Thursday, April 12, 2012

Recent Inmate Deaths in Jail

In Lake County, Illinois, two inmates in the jail have died in the past few months.  The first, Lyvita Gomes, a 52 year old Indian citizen, died in a hospital in January following a hunger strike that lasted 15 days.  The other person, 51 year old Eugene Gruber, died March 3rd in a rehab facility after he allegedly suffered spinal injuries following a stay at the Lake County Jail.

Gomes’ autopsy report stated that she died from malnutrition and did not show any indications of having suffered from trauma of any kind.  After beginning her hunger strike in December 2011 a few days after she was arrested, Gomes was supervised in the jail’s medical unit for about a week before she was transferred to the hospital, where she died four days later.

Video of Eugene Gruber while in the jail

The other inmate who died recently that was tied to the Lake County Jail was Eugene Gruber – a former inmate who became paralyzed after his time at the jail in October.  He was arrested by deputies on October 31st for trespassing and disorderly conduct.  According to the state’s attorney’s report, Gruber was then pepper sprayed while jail staff tried to change his clothes.  After these altercations, he began complaining that he was not able to move his legs and wasn’t transferred to a hospital until the next day when he was found to be unresponsive.

At the hospital, Gruber was evaluated by doctors and found to have a broken neck.  Subsequently, he had two surgeries and was in rehab at the time when he died.  In between the time that he was released and the time that he died, prosecutors in Lake County determined that there were no criminal charges that should be filed against any of the staff members involved in the incident.  Even with this decision made, the appointment of a special prosecutor is being requested to decide on final charges (if any).  

Even though the death was ruled a “homicide,” that does not mean that there is anything illegal about it.  Homicide is defined as a death that results from the behavior of another person, and does not imply that anything was done wrong by correctional staff.

After watching the video, it doesn’t appear that the correctional staff did anything that they should not have done when dealing with Eugene Gruber.  Other than making the decision to send him to the hospital sooner, I’m not sure that there was too much else that could have been done.  If his behavior was, in fact, as the reports state, then I believe that pepper spraying the individual and using some physical contact to gain control of him was legitimate on the part of the staff.  

In light of the recent deaths in his jail, Lake County Sheriff Mark Curran stated that he planned to spend a week in the jail to show his confidence in the correctional staff.  This would be the second time that he has done this, as he also spent a week in jail after being elected to the sheriff’s office in 2008.  However, since he announced these plans, he has since cancelled them.

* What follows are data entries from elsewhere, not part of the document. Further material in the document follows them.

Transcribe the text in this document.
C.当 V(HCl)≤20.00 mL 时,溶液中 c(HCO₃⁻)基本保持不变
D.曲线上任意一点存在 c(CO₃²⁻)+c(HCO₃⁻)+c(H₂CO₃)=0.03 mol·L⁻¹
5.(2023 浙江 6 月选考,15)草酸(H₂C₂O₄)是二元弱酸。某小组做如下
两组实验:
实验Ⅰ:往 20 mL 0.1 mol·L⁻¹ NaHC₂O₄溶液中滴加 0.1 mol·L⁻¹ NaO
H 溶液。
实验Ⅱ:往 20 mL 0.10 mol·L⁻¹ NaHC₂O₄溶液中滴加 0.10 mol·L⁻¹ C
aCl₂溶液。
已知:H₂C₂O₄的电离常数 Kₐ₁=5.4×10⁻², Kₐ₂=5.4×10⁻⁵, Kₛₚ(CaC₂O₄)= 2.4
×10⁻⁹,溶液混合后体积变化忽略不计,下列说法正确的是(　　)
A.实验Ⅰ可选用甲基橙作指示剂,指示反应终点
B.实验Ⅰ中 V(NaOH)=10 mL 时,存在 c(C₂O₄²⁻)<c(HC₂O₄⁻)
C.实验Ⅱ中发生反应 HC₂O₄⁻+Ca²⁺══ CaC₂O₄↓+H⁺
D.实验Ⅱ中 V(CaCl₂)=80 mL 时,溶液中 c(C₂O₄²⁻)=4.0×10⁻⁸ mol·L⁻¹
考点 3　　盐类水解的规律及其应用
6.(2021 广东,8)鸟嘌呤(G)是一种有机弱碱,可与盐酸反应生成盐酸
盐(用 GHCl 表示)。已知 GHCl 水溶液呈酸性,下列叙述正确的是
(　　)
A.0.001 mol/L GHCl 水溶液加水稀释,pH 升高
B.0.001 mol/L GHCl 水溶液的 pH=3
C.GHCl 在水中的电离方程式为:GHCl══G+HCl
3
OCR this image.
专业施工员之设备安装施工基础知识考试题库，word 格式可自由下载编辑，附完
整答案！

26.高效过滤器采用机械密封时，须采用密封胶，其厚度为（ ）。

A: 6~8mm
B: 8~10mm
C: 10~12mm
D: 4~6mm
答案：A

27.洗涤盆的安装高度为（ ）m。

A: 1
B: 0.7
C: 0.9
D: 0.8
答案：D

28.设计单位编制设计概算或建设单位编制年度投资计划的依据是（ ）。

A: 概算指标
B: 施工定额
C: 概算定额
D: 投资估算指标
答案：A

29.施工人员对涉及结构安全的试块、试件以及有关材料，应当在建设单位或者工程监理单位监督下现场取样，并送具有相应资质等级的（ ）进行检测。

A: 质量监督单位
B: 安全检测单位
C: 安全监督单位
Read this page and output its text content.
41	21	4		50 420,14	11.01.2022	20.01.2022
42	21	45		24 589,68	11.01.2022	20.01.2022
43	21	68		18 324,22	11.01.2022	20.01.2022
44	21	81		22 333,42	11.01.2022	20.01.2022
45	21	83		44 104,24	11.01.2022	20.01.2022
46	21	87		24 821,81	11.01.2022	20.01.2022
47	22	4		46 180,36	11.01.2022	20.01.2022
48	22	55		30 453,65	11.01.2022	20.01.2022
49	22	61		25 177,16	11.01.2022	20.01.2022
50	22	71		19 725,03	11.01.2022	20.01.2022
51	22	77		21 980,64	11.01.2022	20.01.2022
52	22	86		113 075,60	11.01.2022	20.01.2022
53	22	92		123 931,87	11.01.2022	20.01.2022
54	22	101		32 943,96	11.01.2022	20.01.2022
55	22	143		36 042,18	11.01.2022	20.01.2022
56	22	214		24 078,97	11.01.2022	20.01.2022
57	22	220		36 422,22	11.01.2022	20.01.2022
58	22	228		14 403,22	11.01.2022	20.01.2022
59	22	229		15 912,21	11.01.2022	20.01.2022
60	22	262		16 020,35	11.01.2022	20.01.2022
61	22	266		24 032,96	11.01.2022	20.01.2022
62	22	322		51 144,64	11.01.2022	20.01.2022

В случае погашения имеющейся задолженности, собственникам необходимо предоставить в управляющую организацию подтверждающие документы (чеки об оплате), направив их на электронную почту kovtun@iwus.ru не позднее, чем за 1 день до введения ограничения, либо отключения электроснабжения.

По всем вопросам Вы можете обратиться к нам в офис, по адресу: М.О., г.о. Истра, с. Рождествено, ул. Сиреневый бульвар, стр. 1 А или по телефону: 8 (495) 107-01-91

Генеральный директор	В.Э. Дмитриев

  1. Anytime a relatively younger (under 60 years old) adult dies, it is unfortunate. I guess I would like to have additional information before I would cast any kind of judgment on the correctional institution. This blog post does not give us any of the specifics as to the charges filed against either inmate. I would not be at all surprised if alcohol or an illicit drug played a very major role in the death of Eugene Gruber. After watching the surveillance footage of his booking process, I noticed no brutality inflicted to the man. Additionally, he did seem to resist officers and was subdued in a very minor manor. It should be no surprise to any of us that if you resist and officer, they are eventually going to make you comply, which was seen here. Again, I find it unfortunate he died while in custody, but my opinion is that it could have happened anywhere. It was also clear that prison staff and nurses acted quickly when a problem was discovered.
    In the event of Lyvita Gomes death, I have very little sympathy. She went into a hunger strike and died. We all know that we need food and water for our body to operate. She got what she wanted and I don't think we need to force her to do anything she doesn't want to do unless in it a compliance issues. I don't view a hunger strike as a compliance issue. If she was deemed to be mentally unstable, then I think the correctional institution needs to intervene.

  2. I totally agree with Erik. He makes very good points about resisting the officers and about Lyvita's death, as well. She made her own choice not to eat, so it was her fault that she passed away. It is very sad that Eugene passed away, but again, he made the choice to resist the officers. They had to do their job and control him. It's just too bad that they didn't realize more quickly that he needed hospitalized.

  3. Deaths per day is a sky high number; in saying this, deaths happen day in and day out and they will happen within correctional facilities, especially with the amounts of people residing in them. People need to understand this and not place blame on the correctional facility staff or doctors. It is a sad thing what happened to these individuals, but like the others stated, Lyvita's death clearly resulted from her own personal activities. As for Eugene I do not believe anything was intentional or unlawful and the blame should not be placed on corrections.

  4. Things like this always seem to happen, and immediately the public wants to blame the Criminal Justice System. These acquisitions come from uneducated people who do not know what they are talking about. In both these cases the correctional facility did nothing wrong. If someone wants to starve themselves thats their own fault. You can't force someone to eat. Also, with Eugene's case nothing on the video cameras showed any sort of abuse taking place, and I do not believe anything was intentional. It is sad to hear about deaths, but we should not always jump to the conclusion that any part of the criminal justice system is to blame.